In the context of a biochemical perspective on binge eating, this correlation makes sense. For some binge eating foods begins as a way to find a moment of much needed relief from depressive tendencies, and to fill the emotional void left by a lack of serotonin. However, what begins as a seemingly innocent attempt to self-soothe, quickly gives way to a complex cycle of addiction in the body. The flood of endorphins from eating large amounts of food only temporarily alters the neurochemistry of the brain, providing brief periods of solace from emotional distress; but these are not lasting. Ultimately, the demand for food intake to achieve such pacifying effects only increases over time and the coping mechanism completely fails, exacerbating instabilities with mood.
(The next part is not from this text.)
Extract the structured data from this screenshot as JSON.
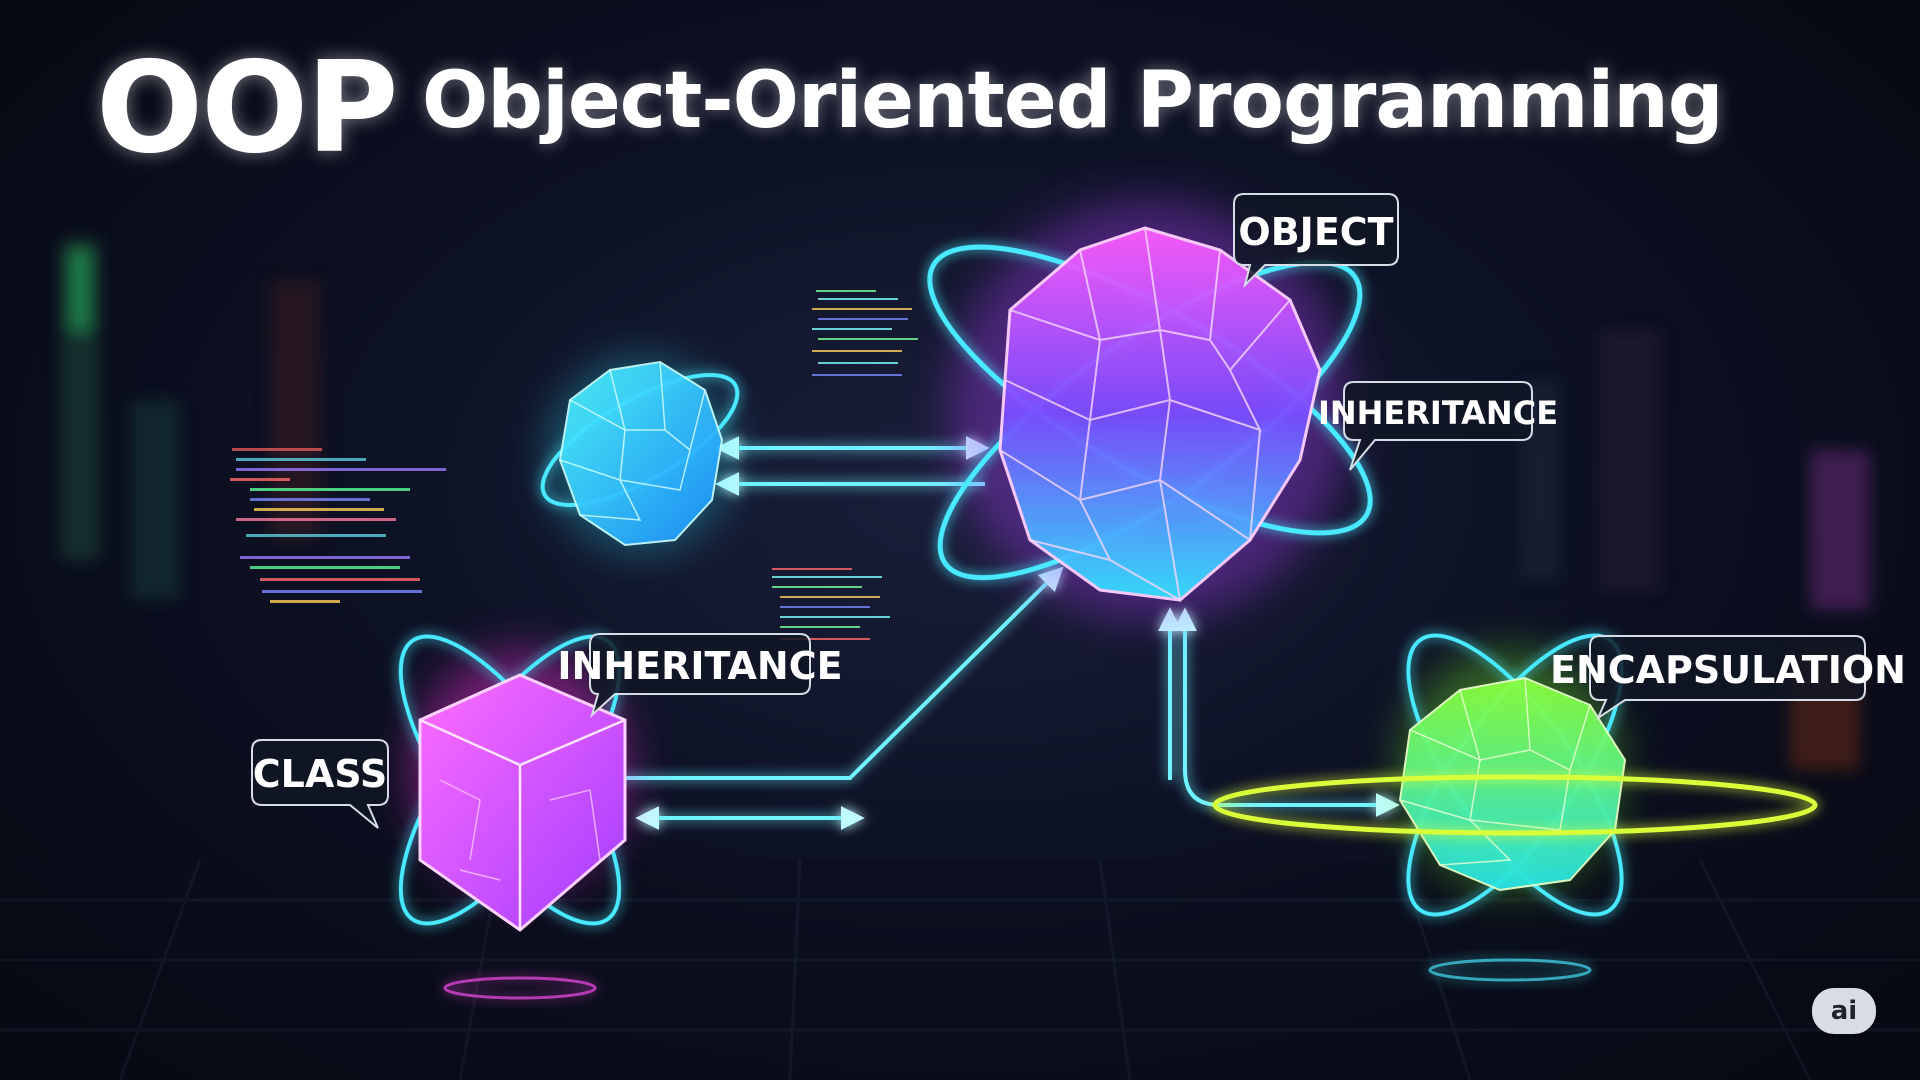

More research is needed to examine the precise mechanisms by which a serotonin deficiency can affect food, appetite, weight gain, and mood, and the causal nature of this overlap. However it is evident from the current body of scientific literature, that a holistic approach to investigating the interplay between an individual’s relationship to food and co-existing mood disorders is essential in order for successful recovery opportunities to exist. Treating one problem in isolation is not enough. It is only by comprehensively assessing the neurochemical commonalities underlying such complex psychological conditions that sustainable treatment solutions become possible.

By Stephen B. Jones, M.D., psychiatrist.